‘Christayan’ a Hindi Film on Jesus
By Varghese Alangadan Indore:
A six-hour-long film on Jesus in Hindi, directed by a Catholic priest, was released on Dec. 2 after he worked seven years on it with a team of some 200 amateur actors and technical staff.
Divine Word Father Geo George's unique movie with the name ‘Christayan’ (the journey of Christ)
was released in Indore.
Most part of the film was made in Madhya Pradesh but the team of actors had to visit 10 states including the northeastern part of India.
The team of over 200 people included scientists, professors, doctors, teachers, social activists, farmers, atheists, students, media persons, priests and religious sisters.
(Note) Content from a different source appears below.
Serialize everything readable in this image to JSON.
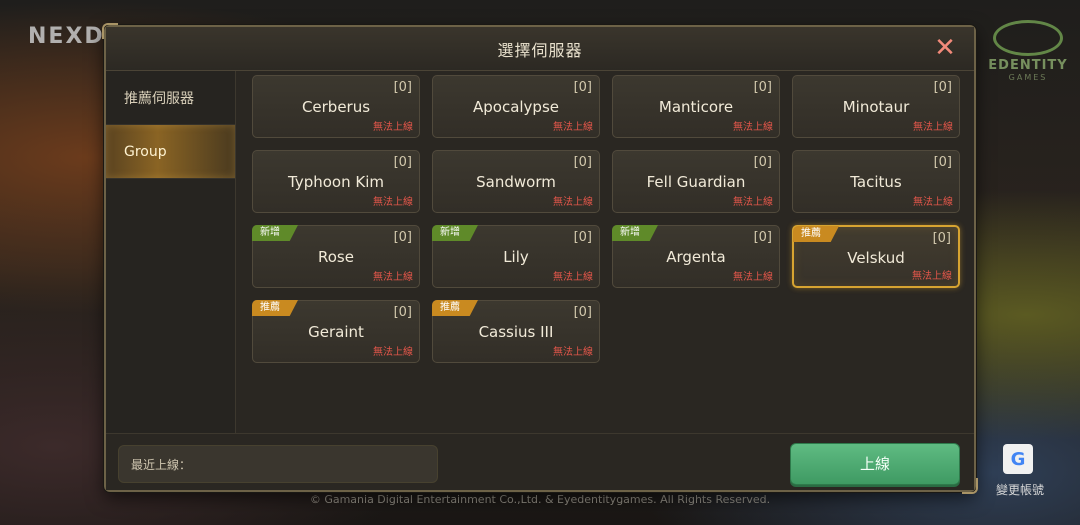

Ankit Sharma, a Hindu young man, acted as Jesus. Over 80 percent of the artists were "friends of Jesus" from other religions.
‘Christayan’ has an eastern flavor with Indian socio-cultural backgrounds and aesthetics interwoven with various genres of Indian music, rendered by some of the best singers and musicians of time.
Father George wrote the script, lyrics and also supervised the make up and costumes.
The priest had been a grass root level missionary in the interior villages of the state.
“Jesus, the living and loving God, is present with us and within us. So we need to experience Him amidst us as Indians,” he said. This faith in the Universal Christ is filmed with sociocultural worldview, he added.
The priest said his concept of making the film in an Asian context originated when he was a student of theology and came to know the meaning of ‘incarnation’.
His desire to know about what was happening to religions world over, the schisms, heresies, fatwas, excommunications, extremism and killing in the name of faith only intensified his passion to make the movie, he said.
He said that he has not made a film to increase the sentimental piety to Jesus and make him an object of worship.
“I have presented Jesus as a prophet committed to empower women and give them a dignified place in the society,” he said.
Jesus is presented as a person who is concerned about environment, defending the oppressed, teaching lessons of optimism and positive attitude, he added.
Inculturation is best expressed in the film by the celebration of festival of light. Bhagwat Gita and Vedas also find honorable presentation in the movie.
Neetu Joshi, a Hindu educationist, said the film should have happened fifty years ago. “It will remove misconceptions against Christ and Christianity,” she added.